Now, I am not a talented artist. I can color in lines, but I can’t draw anything freeform. Which makes me not a talented make-up artist. Which is why I ended up, after experimenting with my ten favorite colors, looking like this retarded woman I knew when I was little who used to stick Barbie Dolls in her hair when she went up to get Communion.
As soon as I was done putting on the make-up, my skin started to itch. But I wanted to scare the everloving daylights out of Caleb, so I kept it on, and crouched behind the door, waiting for him to come home.
Eventually he did, and I greeted him with my video camera rolling.
“Hi,” he said to me. And then he said, “Woah, what the fuck did you do to your face?”

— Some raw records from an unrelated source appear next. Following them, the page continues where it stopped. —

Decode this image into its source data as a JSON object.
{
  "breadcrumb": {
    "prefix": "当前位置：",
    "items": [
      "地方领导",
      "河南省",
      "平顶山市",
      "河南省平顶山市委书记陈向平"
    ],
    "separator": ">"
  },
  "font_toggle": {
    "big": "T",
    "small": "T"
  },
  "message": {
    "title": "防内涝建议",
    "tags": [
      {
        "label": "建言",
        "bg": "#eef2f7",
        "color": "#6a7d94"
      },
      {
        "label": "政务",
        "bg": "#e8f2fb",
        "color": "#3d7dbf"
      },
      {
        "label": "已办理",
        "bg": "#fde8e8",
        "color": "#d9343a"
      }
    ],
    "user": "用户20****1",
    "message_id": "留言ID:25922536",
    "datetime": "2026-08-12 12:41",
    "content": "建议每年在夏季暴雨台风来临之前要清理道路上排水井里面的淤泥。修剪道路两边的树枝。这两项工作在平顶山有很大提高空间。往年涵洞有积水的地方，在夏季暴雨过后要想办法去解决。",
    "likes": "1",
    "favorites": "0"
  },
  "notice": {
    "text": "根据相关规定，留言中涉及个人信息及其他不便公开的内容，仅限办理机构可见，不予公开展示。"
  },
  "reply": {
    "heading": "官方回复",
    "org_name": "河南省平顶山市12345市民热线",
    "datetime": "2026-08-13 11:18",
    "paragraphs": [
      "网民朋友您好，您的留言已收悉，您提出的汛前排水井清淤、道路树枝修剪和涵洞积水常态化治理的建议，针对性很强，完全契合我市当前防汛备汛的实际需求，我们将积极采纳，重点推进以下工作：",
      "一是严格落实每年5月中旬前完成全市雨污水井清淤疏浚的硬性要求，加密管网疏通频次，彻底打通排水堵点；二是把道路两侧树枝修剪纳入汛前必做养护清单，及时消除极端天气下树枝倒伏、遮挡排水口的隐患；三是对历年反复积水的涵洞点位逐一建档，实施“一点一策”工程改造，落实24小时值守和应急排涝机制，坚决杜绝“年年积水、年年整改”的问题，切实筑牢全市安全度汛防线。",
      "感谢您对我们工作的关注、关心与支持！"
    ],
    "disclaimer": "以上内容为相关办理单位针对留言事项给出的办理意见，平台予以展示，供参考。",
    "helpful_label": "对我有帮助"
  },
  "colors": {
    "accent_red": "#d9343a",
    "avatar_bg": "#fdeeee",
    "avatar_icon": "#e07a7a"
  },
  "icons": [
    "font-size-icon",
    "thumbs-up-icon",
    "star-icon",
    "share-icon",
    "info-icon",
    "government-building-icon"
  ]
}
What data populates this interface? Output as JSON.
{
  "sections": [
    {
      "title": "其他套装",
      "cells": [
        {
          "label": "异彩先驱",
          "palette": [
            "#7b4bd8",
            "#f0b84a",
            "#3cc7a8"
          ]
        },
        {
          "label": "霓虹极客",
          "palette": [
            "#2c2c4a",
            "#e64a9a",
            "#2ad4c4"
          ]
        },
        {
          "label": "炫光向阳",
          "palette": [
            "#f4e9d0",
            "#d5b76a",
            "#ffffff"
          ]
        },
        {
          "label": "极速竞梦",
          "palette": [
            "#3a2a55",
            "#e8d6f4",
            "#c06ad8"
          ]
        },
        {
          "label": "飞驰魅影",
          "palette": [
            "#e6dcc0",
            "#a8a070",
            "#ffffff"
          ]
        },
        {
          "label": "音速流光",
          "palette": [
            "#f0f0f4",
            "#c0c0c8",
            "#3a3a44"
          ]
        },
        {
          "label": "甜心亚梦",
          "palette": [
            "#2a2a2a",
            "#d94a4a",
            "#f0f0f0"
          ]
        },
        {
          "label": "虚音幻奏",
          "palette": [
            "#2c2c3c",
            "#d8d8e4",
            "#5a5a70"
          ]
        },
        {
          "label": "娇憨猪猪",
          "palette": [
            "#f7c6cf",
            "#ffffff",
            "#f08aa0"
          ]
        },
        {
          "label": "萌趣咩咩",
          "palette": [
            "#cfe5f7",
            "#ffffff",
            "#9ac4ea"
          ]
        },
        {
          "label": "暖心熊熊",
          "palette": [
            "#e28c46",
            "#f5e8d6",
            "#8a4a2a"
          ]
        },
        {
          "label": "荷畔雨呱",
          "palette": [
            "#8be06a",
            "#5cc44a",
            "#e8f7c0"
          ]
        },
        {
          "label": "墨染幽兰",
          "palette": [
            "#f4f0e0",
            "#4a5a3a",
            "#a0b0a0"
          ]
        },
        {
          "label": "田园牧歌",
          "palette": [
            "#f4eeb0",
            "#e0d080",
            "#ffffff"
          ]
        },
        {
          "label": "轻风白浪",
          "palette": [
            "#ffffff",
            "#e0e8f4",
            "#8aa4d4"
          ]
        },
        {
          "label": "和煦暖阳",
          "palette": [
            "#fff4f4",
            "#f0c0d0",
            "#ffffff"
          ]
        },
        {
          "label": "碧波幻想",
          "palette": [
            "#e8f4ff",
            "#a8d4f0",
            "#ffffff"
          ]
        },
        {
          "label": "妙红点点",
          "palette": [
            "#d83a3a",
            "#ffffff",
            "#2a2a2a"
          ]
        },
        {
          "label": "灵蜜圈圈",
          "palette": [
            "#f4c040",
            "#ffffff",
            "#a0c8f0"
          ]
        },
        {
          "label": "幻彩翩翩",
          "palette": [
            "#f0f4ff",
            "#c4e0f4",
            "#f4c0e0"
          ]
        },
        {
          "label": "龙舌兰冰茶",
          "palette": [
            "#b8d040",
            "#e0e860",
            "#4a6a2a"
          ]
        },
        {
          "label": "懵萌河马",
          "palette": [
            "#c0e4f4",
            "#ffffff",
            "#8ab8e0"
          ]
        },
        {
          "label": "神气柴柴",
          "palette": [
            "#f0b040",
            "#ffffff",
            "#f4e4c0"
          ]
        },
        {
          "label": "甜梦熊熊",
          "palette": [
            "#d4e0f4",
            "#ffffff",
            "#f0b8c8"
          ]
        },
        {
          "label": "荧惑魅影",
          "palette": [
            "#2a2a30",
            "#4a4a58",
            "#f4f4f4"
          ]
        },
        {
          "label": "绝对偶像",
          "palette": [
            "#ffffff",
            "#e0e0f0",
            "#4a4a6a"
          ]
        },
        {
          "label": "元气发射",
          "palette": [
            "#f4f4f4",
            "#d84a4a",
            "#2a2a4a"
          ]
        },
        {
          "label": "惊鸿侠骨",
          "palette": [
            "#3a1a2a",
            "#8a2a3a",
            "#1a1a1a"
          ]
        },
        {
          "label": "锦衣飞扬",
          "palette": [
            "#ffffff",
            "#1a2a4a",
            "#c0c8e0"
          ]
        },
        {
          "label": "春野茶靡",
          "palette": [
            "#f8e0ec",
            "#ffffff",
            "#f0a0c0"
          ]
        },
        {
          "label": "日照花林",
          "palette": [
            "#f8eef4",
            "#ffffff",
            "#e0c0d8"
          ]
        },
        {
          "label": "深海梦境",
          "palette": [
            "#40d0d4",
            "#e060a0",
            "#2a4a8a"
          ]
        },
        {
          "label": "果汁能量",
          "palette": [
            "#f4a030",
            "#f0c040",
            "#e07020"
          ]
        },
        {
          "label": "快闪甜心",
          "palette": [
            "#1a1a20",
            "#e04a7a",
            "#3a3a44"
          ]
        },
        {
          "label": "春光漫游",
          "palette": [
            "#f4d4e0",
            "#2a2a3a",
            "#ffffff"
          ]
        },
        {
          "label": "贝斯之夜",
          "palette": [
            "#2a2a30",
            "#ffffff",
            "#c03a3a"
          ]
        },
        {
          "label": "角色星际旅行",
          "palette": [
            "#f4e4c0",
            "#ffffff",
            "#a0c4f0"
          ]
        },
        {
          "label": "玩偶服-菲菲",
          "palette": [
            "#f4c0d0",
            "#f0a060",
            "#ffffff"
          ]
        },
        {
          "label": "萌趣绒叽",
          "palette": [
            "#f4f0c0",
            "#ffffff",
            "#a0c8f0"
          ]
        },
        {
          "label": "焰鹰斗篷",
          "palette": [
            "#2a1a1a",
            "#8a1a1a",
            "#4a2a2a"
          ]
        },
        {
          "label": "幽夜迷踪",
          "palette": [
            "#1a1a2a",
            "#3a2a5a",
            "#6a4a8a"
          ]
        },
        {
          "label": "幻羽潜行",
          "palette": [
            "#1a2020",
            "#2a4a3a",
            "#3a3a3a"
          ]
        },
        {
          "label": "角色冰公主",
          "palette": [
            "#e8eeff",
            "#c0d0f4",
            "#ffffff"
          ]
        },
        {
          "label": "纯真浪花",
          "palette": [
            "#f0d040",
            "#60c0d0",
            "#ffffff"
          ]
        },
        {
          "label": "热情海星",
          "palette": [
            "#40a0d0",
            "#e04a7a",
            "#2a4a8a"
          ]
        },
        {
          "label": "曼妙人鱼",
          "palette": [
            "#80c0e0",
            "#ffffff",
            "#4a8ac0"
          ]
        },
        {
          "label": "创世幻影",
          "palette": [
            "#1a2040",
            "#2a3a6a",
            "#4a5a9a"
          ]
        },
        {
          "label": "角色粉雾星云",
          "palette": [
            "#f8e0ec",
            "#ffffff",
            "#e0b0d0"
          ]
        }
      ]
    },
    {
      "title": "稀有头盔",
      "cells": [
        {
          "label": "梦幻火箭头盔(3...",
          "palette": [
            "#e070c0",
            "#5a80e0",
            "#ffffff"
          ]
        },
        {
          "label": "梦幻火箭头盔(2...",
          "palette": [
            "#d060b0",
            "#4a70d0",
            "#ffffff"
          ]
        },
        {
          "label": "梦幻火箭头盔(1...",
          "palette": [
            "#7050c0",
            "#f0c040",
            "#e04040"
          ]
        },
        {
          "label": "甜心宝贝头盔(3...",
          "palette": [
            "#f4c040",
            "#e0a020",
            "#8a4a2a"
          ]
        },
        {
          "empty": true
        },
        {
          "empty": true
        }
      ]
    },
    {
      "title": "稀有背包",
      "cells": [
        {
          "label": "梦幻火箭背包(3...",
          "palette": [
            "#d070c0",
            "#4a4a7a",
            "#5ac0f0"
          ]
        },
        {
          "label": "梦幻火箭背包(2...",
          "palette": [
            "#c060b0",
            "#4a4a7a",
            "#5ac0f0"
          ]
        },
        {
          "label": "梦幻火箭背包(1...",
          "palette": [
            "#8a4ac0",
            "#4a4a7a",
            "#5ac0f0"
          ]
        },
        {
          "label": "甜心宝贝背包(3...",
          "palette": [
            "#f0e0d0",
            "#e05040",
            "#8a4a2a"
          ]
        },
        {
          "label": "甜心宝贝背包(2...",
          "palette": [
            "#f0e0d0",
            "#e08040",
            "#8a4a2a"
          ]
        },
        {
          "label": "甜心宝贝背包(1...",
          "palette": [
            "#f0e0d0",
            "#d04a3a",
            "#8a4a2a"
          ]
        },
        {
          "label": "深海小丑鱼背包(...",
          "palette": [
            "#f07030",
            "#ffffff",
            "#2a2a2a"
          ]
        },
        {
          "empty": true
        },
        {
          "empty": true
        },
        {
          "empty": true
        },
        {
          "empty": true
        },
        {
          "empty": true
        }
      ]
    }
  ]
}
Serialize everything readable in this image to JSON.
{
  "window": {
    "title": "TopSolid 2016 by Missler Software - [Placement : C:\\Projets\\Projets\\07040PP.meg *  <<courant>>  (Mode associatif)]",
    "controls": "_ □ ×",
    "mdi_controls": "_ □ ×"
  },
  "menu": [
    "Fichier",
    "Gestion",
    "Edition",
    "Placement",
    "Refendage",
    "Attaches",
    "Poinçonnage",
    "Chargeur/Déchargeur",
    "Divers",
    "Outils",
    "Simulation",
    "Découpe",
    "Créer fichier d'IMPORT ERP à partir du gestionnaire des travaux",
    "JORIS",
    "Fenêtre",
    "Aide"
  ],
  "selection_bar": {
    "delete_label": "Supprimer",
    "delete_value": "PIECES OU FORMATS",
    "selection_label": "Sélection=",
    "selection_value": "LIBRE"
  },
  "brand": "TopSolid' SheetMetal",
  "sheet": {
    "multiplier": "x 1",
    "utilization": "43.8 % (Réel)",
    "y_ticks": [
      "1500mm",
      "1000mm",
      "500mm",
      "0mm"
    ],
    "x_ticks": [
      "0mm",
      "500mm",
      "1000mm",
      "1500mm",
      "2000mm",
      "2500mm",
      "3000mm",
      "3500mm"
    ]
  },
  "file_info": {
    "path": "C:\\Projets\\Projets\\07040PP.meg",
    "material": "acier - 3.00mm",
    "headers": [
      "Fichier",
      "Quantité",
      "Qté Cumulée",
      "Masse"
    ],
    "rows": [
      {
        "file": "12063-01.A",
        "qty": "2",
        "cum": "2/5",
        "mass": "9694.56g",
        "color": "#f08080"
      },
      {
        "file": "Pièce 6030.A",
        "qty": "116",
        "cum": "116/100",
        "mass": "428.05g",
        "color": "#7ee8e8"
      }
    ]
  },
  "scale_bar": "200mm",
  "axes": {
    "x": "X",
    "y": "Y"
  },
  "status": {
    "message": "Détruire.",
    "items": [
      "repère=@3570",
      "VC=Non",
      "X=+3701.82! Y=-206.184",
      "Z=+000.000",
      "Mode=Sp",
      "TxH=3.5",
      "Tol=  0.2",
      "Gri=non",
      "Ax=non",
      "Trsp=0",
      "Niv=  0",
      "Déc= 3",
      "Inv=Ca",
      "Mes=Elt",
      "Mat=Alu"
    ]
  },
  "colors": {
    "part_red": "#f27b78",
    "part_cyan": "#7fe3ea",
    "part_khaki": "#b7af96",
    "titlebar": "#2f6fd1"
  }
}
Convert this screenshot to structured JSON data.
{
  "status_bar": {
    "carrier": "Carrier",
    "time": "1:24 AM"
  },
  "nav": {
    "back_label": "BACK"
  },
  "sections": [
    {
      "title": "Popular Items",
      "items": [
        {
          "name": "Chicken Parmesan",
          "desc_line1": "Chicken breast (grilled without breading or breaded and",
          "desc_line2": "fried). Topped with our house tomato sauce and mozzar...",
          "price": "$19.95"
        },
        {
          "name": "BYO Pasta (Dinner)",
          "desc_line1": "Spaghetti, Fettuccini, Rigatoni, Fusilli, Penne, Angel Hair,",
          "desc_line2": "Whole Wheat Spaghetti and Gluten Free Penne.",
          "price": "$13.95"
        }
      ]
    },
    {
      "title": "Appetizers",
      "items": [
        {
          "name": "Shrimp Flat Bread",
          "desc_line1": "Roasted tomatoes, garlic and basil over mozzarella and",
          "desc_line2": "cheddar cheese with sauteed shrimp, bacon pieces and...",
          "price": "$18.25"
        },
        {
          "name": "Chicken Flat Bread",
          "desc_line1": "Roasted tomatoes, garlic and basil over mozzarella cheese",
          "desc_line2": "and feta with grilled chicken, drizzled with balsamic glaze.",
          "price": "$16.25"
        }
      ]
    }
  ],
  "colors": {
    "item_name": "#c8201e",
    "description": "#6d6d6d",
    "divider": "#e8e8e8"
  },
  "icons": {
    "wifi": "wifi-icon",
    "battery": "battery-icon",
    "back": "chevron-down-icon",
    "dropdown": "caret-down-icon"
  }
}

“I did a make-over for you,” I said, puckering my lips. “Do you want to make-out?”
“Are you drunk?” he asked me. “You’re scaring the shit out of me.”
” I’m fucking getting my period!!” I screamed. Then I ran into the bathroom, and locked myself in. Caleb never once came looking for me.
A few minutes and forty eye make-up removers later, I emerged looking like this.
“I don’t care if we have a baby with 13 arms,” Caleb said. “Because you’re never taking the morning after pill again.”
“Thank you for acknowledging that I’m not just crazy,” I said to him, gratefully.